Ritengo che ognuno potrà trovare in se stesso la testimonianza di quanto vado dicendo. Quando ritraiamo l’anima dal mondo per orientarla a Dio, quando ci votiamo all’orazione, succede che molte cose, fatte per l’innanzi con piacere, ci diventino pesanti, moleste e importune nella preghiera. Allora, sì e no riusciamo a scacciare il pensiero di tali cose, allontanandole dagli occhi del cuore, pur usando la mano del santo desiderio. Sì e no riusciamo a vincere certi molesti fantasmi, pur levando gemiti di penitenza.
Però, allorché insistiamo con vigore nella preghiera, fermiamo nella nostra anima Gesù che passa. Per questo viene aggiunto: "Gesù si fermò e ordinò che il cieco gli fosse condotto dinnanzi" (Lc 18,40). Ecco, colui che prima passava, ora sta. È così, perché fintanto che sopportiamo le turbe dei fantasmi, sentiamo quasi che Gesù passa. Quando invece insistiamo con forza nell’orazione, Gesù si ferma per ridarci la luce. Infatti, se Dio si ferma nel cuore, la luce smarrita è riacquistata...
Ma ormai è tempo di ascoltare cosa fu fatto al cieco che domandava la vista, o anche cosa fece egli stesso. Dice ancora il Vangelo: "Subito recuperò la vista e si mise a seguire Gesù" (Lc 18,43). Vede e segue chi opera il bene che ha conosciuto; vede, ma non segue chi del pari conosce il bene, epperò disdegna di farlo.

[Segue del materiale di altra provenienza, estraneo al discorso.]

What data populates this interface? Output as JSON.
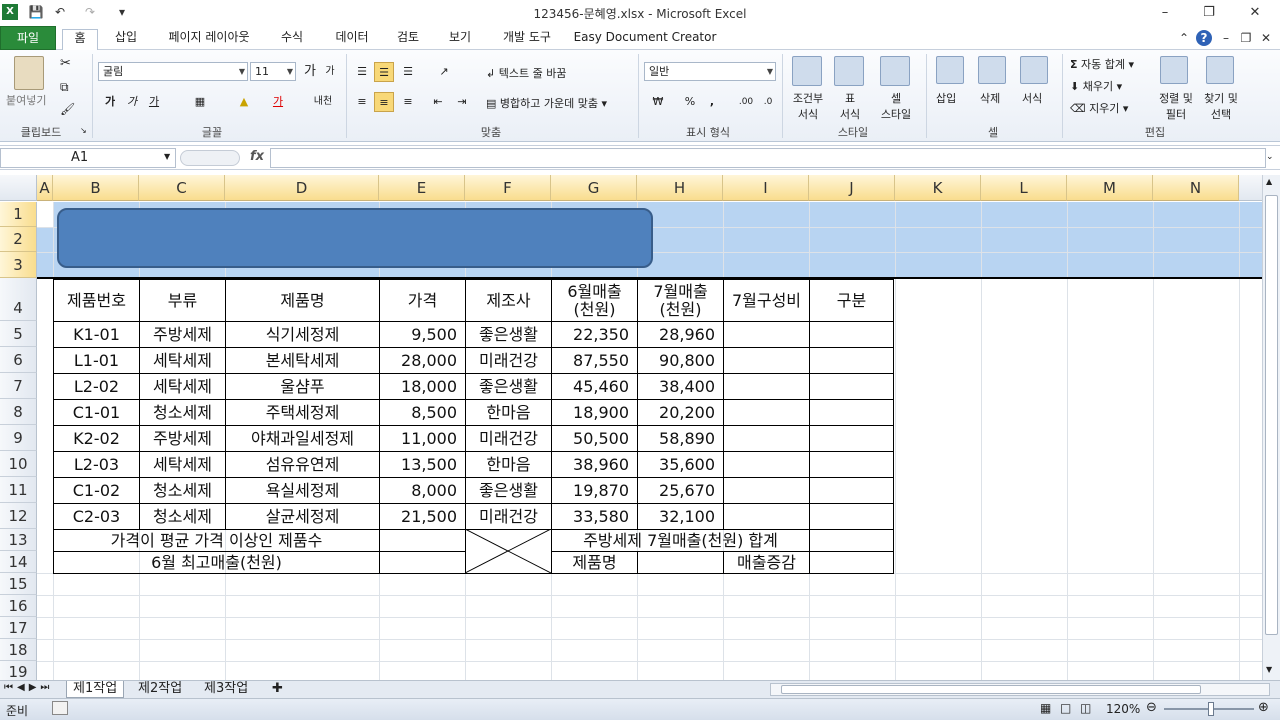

Se pertanto, fratelli carissimi, conosciamo già la cecità del nostro peregrinare; se, con la fede nel mistero del nostro Redentore, già stiamo seduti lungo la via; se, con la quotidiana orazione, già domandiamo la luce del nostro Autore; se, inoltre, dopo la cecità, per il dono della luce che penetra nell’intelletto siamo illuminati, sforziamoci di seguire con le opere quel Gesù che conosciamo con l’intelligenza. Osserviamo dove il Signore si dirige e, con l’imitazione, seguiamone le orme. Infatti, segue Gesù solo chi lo imita...
E siccome noi scadiamo dall’interiore gaudio verso il piacere delle cose sensibili, egli volle mostrarci con quale sofferenza si debba ritornare a quel gaudio. Che cosa non dovrà patire l’uomo per il proprio vantaggio, se Dio stesso ha tanto patito per gli uomini? Chi dunque ha già creduto in Cristo, ma va ancora dietro ai guadagni dell’avarizia, monta in superbia per la propria dignità, arde nelle fiamme dell’invidia, si sporca nel fango della libidine, o desidera le prosperità mondane, disdegna di seguire quel Gesù nel quale ha creduto. Uno al quale la sua Guida ha mostrato la via dell’asprezza, percorre una strada diversa, perciò se ricerca gioie effimere e piaceri.